Europe needs less talk and more action to stimulate Europe's ailing economies, Germany's Social Democrat leader Sigmar Gabriel said, as he proposed a plan similar to that adopted by a unified Germany 25 years ago.
After bilateral talks in Berlin, economic and finance ministers from France and Germany welcomed a €315 billion European Commission investment plan for the continent but said it would only have the desired stimulus effect by financing concrete, targeted investment projects.
“If we are honest we all need the same thing in Europe: projects of European unity and not just flash-in-the pan plans that do nothing to change structural problems or increase competitiveness,” said Mr Gabriel.

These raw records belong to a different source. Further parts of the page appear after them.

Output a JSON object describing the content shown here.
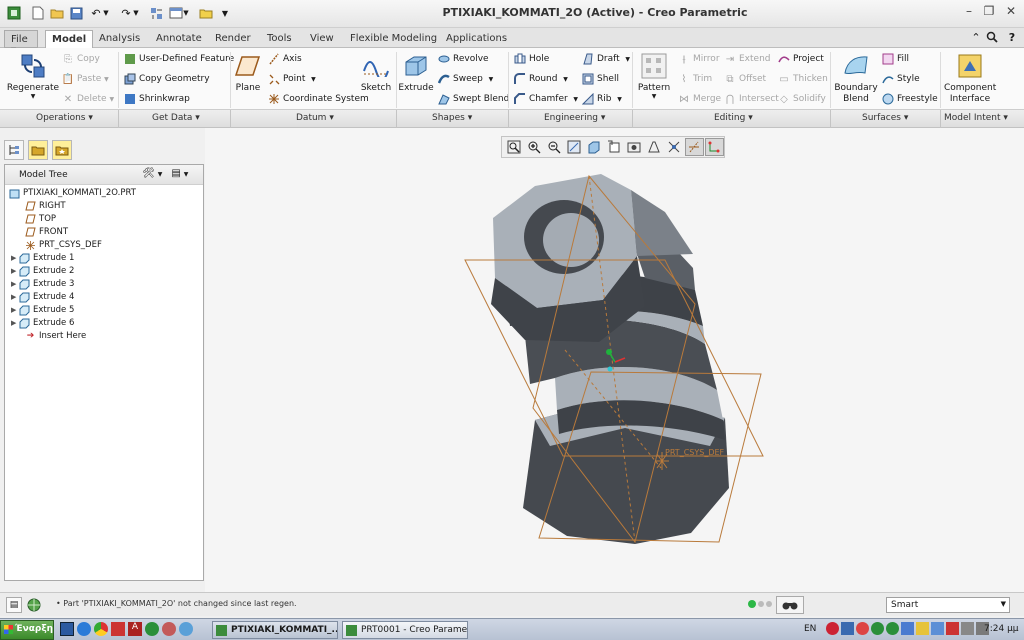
{
  "window": {
    "title": "PTIXIAKI_KOMMATI_2O (Active) - Creo Parametric"
  },
  "menu_tabs": [
    {
      "label": "File"
    },
    {
      "label": "Model"
    },
    {
      "label": "Analysis"
    },
    {
      "label": "Annotate"
    },
    {
      "label": "Render"
    },
    {
      "label": "Tools"
    },
    {
      "label": "View"
    },
    {
      "label": "Flexible Modeling"
    },
    {
      "label": "Applications"
    }
  ],
  "ribbon": {
    "regenerate": "Regenerate",
    "copy": "Copy",
    "paste": "Paste",
    "delete": "Delete",
    "user_defined_feature": "User-Defined Feature",
    "copy_geometry": "Copy Geometry",
    "shrinkwrap": "Shrinkwrap",
    "plane": "Plane",
    "axis": "Axis",
    "point": "Point",
    "coordinate_system": "Coordinate System",
    "sketch": "Sketch",
    "extrude": "Extrude",
    "revolve": "Revolve",
    "sweep": "Sweep",
    "swept_blend": "Swept Blend",
    "hole": "Hole",
    "round": "Round",
    "chamfer": "Chamfer",
    "draft": "Draft",
    "shell": "Shell",
    "rib": "Rib",
    "pattern": "Pattern",
    "mirror": "Mirror",
    "trim": "Trim",
    "merge": "Merge",
    "extend": "Extend",
    "offset": "Offset",
    "intersect": "Intersect",
    "project": "Project",
    "thicken": "Thicken",
    "solidify": "Solidify",
    "boundary_blend": "Boundary Blend",
    "fill": "Fill",
    "style": "Style",
    "freestyle": "Freestyle",
    "component_interface": "Component Interface"
  },
  "groups": [
    {
      "label": "Operations"
    },
    {
      "label": "Get Data"
    },
    {
      "label": "Datum"
    },
    {
      "label": "Shapes"
    },
    {
      "label": "Engineering"
    },
    {
      "label": "Editing"
    },
    {
      "label": "Surfaces"
    },
    {
      "label": "Model Intent"
    }
  ],
  "model_tree": {
    "header": "Model Tree",
    "items": [
      {
        "label": "PTIXIAKI_KOMMATI_2O.PRT"
      },
      {
        "label": "RIGHT"
      },
      {
        "label": "TOP"
      },
      {
        "label": "FRONT"
      },
      {
        "label": "PRT_CSYS_DEF"
      },
      {
        "label": "Extrude 1"
      },
      {
        "label": "Extrude 2"
      },
      {
        "label": "Extrude 3"
      },
      {
        "label": "Extrude 4"
      },
      {
        "label": "Extrude 5"
      },
      {
        "label": "Extrude 6"
      },
      {
        "label": "Insert Here"
      }
    ]
  },
  "viewport": {
    "csys_label": "PRT_CSYS_DEF"
  },
  "status": {
    "message": "Part 'PTIXIAKI_KOMMATI_2O' not changed since last regen.",
    "filter": "Smart"
  },
  "taskbar": {
    "start": "Έναρξη",
    "task1": "PTIXIAKI_KOMMATI_...",
    "task2": "PRT0001 - Creo Paramet...",
    "lang": "EN",
    "clock": "7:24 μμ"
  },
  "colors": {
    "part_light": "#a9b0b8",
    "part_dark": "#3c4046",
    "datum_plane": "#b97a3b",
    "ribbon_bg": "#fafafa"
  }
}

He urged leaders to agree on projects that “give people the impression we are doing something concrete for them and their children”.
Sustainably
German finance minister Wolfgang Schäuble said the European Commission plan should “not be about putting money in the window but investing sustainably”.
Instead the French and German ministers urged Brussels to concentrate on investment in energy-climate projects and measure to promote a single market in energy, digital and capital markets.
Mr Gabriel and his French colleague Emmanuel Macron vowed to present within two weeks their own Franco-German investment measures. Preferred projects, they said, would boost smart digital networks and e-mobility, such as new research and production of electric car batteries in Europe.
In addition, both sides agreed to develop jointly a new generation of space carriers through the European Space Agency.
Mr Macron said that, whether at EU or Franco-German level, it was essential to present “precise investment projects” that “generate demand”.
French finance minister Michel Sapin promised to do what is needed to bring his country's finance inside EU rules, but insisted he would do so in a way that also boosted the country's struggling economy.
All four ministers agreed that Europe’s investment offensive would have to combine a mix of public and private investment. As an example of this, Mr Gabriel cited Germany’s public-private building renovation programme through which €6 billion public capital activated €40 billion in private investment.
The SPD economics minister said he would not back any measures that would create greater regulation for industry, or drive on further the already worrying shift of energy-intensive industry out of Europe.
Ministers also discussed Europe’s plans for a tax on financial transactions, and reiterated their promise to reach agreement on this before the end of the year.